Vorsitzender Peter Briesemeister, seine Stellvertreterin Anette Hirseland sowie weitere Mitglieder und Sympathisanten des im August gegründeten Fördervereins Dorfkirche Harnekop hatten vor und während des Festes alle Hände voll zu tun. Kristin Speer erwägt, dem Verein beizutreten. Dies wäre an diesem Wochenende mindestens der zweite personelle Zugewinn, den es neben den in der Spendenbüchse klingelnden Ergebnissen (darunter ein dreistelliger Betrag) und einfacher Werbung für das Anliegen 
Kirchensanierung gibt.
Etwa 40 Besucher waren schon morgens zum Gottesdienst gekommen. Mittags flaute der Zustrom zwar ab, doch nachmittags fanden sich weitere Interessenten ein, um die Versteigerung zu erleben, an den Ständen zu stöbern und sich mit Kaffee und Kuchen zu stärken. Auf gute Resonanz stieß auch die Ausstellung von kleinen und großen Kunstschaffenden aus der Region.
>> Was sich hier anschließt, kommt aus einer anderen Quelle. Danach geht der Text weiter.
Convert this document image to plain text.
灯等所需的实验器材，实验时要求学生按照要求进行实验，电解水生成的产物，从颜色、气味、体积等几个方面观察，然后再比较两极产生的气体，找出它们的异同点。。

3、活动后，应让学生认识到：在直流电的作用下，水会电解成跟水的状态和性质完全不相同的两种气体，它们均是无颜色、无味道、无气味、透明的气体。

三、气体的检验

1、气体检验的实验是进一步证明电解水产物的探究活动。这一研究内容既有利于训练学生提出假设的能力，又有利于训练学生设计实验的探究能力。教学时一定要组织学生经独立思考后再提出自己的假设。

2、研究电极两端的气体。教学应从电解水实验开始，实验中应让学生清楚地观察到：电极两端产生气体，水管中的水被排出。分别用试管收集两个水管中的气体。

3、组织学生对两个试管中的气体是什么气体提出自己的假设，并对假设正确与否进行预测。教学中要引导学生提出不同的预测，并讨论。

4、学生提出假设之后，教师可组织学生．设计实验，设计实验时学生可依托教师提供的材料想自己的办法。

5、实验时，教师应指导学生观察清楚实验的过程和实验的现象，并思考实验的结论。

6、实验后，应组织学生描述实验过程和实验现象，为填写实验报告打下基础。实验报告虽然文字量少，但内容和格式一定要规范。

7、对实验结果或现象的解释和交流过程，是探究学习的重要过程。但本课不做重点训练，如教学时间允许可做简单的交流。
Heiner Wöhrl aus Harnekop zeigte Aquarelle von alten Dorfkirchen, seine Frau Barbara Keramik und Landschaftsbilder. Mirabell Sophie Walter, eine Schülerin aus Neuenhagen bei Berlin, stellte jahreszeitliche Motive aus, Kathrin Briesemeister Stickereien.
Die Preisträger des Kindermalwettbewerbes von MOZ und Verein wird morgen nachgereicht.